We need an environment where lessons are learned. And, of course, efforts need to be made to prevent errors in the first place.

There is good news afoot.

Beginning April 1, Ontario law will require hospitals to report on their use of a 32-point surgical checklist. The cheap, effective tool, borrowed from the airline industry, sees the surgical team systematically go through a list of basic questions such as "are the instruments sterile?" and answer aloud.

The approach, outlined in The Checklist Manifesto, a wonderful book by Atul Gawande, has many applications beyond surgery. The research on the benefits of this approach is extensive but we have been slow to adopt it.

Canada has also largely failed to recognize the importance of health quality councils. These groups, the first of which was formed in Saskatchewan, are fonts of knowledge and have blazed a trail on patient safety.

In some provinces, however, these councils have moved beyond research into the investigation of medical errors.

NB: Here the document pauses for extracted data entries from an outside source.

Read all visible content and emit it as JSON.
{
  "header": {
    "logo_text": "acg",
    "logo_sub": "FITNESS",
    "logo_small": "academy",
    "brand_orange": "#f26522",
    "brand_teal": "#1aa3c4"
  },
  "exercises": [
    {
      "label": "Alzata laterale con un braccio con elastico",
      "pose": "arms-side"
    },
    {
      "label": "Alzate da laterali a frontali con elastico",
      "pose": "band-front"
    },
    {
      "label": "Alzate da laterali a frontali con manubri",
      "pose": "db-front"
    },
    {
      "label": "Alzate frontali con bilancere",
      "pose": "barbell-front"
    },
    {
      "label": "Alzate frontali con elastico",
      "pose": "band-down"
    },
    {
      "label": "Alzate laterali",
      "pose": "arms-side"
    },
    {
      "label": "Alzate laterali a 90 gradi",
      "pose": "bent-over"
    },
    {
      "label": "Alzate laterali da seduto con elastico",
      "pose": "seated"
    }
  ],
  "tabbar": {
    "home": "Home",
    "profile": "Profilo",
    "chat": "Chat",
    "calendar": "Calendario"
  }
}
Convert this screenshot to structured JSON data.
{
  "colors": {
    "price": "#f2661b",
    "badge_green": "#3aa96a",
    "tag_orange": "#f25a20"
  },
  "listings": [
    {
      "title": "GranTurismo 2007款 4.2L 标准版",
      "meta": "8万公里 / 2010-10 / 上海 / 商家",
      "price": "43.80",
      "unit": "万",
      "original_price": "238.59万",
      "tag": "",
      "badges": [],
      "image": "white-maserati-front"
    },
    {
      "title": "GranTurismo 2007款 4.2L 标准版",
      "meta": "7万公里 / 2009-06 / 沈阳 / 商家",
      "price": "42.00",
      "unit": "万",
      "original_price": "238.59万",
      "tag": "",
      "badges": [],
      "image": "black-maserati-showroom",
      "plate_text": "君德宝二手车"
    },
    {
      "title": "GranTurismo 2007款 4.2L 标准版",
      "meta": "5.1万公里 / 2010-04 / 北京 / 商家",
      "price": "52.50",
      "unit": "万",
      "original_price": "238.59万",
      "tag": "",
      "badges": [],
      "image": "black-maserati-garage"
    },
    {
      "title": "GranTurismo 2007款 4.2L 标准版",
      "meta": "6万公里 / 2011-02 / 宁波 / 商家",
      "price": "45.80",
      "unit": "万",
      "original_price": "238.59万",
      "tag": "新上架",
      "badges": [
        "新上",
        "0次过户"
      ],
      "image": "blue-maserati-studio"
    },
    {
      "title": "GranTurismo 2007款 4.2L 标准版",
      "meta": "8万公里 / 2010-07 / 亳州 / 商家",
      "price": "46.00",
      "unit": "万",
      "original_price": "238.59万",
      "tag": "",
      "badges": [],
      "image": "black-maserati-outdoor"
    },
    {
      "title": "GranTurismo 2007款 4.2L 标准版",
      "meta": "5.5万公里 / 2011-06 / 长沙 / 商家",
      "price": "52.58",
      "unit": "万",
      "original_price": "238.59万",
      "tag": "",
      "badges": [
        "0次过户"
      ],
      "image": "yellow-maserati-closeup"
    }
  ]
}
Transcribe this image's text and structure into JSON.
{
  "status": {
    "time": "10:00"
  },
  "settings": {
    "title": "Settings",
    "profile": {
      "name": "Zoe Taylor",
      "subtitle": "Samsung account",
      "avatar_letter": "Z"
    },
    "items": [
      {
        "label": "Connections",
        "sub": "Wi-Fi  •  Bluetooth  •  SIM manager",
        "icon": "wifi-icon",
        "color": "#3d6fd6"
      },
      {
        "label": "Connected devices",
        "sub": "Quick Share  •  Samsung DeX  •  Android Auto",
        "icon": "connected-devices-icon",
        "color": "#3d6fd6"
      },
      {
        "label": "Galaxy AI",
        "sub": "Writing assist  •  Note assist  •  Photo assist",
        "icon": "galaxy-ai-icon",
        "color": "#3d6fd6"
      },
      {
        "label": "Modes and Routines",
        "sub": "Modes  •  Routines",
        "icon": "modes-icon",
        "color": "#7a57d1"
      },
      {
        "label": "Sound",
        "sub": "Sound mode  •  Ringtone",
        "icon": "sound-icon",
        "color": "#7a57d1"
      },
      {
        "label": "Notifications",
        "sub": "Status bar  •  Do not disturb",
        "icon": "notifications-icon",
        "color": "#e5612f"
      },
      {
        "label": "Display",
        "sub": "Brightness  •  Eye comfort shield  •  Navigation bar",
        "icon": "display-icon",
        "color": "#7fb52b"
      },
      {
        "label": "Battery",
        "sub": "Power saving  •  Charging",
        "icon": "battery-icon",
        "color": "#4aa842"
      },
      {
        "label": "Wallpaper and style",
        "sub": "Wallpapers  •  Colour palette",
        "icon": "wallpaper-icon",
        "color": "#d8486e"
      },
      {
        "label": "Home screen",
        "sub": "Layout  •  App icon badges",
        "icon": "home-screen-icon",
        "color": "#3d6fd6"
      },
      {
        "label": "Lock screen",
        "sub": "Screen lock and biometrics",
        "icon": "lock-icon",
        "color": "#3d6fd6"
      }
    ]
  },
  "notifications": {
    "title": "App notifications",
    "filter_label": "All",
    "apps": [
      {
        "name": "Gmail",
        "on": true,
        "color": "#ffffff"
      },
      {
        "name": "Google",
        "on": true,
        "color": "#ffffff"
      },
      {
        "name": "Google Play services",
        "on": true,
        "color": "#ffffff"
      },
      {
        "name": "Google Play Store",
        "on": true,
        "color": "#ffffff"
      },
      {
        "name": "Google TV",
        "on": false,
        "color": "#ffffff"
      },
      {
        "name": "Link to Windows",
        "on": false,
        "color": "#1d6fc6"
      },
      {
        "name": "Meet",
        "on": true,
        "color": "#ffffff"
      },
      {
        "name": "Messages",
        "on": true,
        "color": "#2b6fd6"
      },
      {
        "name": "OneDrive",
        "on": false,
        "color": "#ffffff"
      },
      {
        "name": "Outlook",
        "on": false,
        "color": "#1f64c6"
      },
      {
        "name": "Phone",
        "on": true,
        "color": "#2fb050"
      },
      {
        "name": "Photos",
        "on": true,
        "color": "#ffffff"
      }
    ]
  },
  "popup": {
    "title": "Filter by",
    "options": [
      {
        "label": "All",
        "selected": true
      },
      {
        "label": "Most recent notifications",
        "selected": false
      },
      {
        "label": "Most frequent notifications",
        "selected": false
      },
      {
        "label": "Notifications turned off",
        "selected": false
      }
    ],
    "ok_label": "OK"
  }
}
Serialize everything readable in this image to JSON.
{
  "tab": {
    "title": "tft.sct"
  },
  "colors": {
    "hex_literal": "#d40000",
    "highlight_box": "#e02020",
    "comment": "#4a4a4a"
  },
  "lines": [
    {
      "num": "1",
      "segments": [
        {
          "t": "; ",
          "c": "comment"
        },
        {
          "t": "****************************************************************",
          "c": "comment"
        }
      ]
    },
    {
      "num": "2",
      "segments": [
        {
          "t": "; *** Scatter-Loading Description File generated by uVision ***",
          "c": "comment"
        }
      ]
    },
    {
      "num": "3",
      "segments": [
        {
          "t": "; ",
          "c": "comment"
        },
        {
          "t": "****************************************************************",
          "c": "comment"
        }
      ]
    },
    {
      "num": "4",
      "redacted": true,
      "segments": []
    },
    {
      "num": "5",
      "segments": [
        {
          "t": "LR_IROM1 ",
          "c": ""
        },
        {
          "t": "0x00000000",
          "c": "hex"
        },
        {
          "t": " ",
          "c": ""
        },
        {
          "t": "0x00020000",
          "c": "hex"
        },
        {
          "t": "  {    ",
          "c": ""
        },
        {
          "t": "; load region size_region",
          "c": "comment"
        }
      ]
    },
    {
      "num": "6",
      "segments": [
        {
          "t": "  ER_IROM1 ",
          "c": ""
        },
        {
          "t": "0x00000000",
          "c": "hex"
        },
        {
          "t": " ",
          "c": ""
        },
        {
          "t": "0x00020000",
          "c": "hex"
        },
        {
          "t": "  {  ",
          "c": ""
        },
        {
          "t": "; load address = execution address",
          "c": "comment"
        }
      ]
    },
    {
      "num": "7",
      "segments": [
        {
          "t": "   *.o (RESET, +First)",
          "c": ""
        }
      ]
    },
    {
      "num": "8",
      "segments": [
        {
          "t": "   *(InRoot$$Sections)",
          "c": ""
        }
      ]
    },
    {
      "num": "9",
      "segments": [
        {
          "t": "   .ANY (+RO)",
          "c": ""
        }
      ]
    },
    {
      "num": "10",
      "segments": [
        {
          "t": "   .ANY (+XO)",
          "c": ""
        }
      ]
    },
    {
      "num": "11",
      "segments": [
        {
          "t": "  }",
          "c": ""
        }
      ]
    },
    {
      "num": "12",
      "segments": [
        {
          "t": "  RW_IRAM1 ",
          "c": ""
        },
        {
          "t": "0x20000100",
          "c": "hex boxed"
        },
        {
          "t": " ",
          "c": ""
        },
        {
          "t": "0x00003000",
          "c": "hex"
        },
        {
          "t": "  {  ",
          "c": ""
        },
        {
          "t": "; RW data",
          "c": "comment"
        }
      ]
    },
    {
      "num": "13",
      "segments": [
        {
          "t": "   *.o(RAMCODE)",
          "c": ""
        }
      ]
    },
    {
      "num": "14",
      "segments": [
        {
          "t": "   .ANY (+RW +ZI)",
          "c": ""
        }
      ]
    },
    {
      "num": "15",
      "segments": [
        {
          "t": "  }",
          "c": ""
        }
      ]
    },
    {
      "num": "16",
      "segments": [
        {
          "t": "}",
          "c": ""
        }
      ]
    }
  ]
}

This kind of independent review is welcome but there is a danger that these exercises become adversarial and almost prosecutorial.

This happened recently in Alberta where the investigation of four unrelated, non-fatal errors at Alberta Children's Hospital led to a damning report and calls for heads to roll.

We have to, at all costs, avoid going down that path.

Let's be clear: Doctors, nurses and other professionals who are incompetent or grossly negligent need to be weeded out, and quickly. But they are a tiny minority.

Medical errors are, by and large, just that: errors, unintended and sometimes unavoidable.

If we suspend, fire or otherwise persecute every health care professional who makes an error, we risk having no one to deliver care. At best, we will have a work force that is cowed and on the defensive, and every patient viewed as a potential litigant.

If, on the other hand, we give them the tools to practise safer health care, from checklists through to electronic health records, we will have better health care.

As the definition from the Agency for Healthcare Research and Quality states so eloquently: "Quality health care means doing the right thing at the right time in the right way for the right person and having the best possible results."

And even when we don't get the best possible results, we still need to do the right thing.

So welcome back to surgery, Dr. Heartwell.

We hope your experience was humbling, not only on an individual level, but for the health care system as a whole.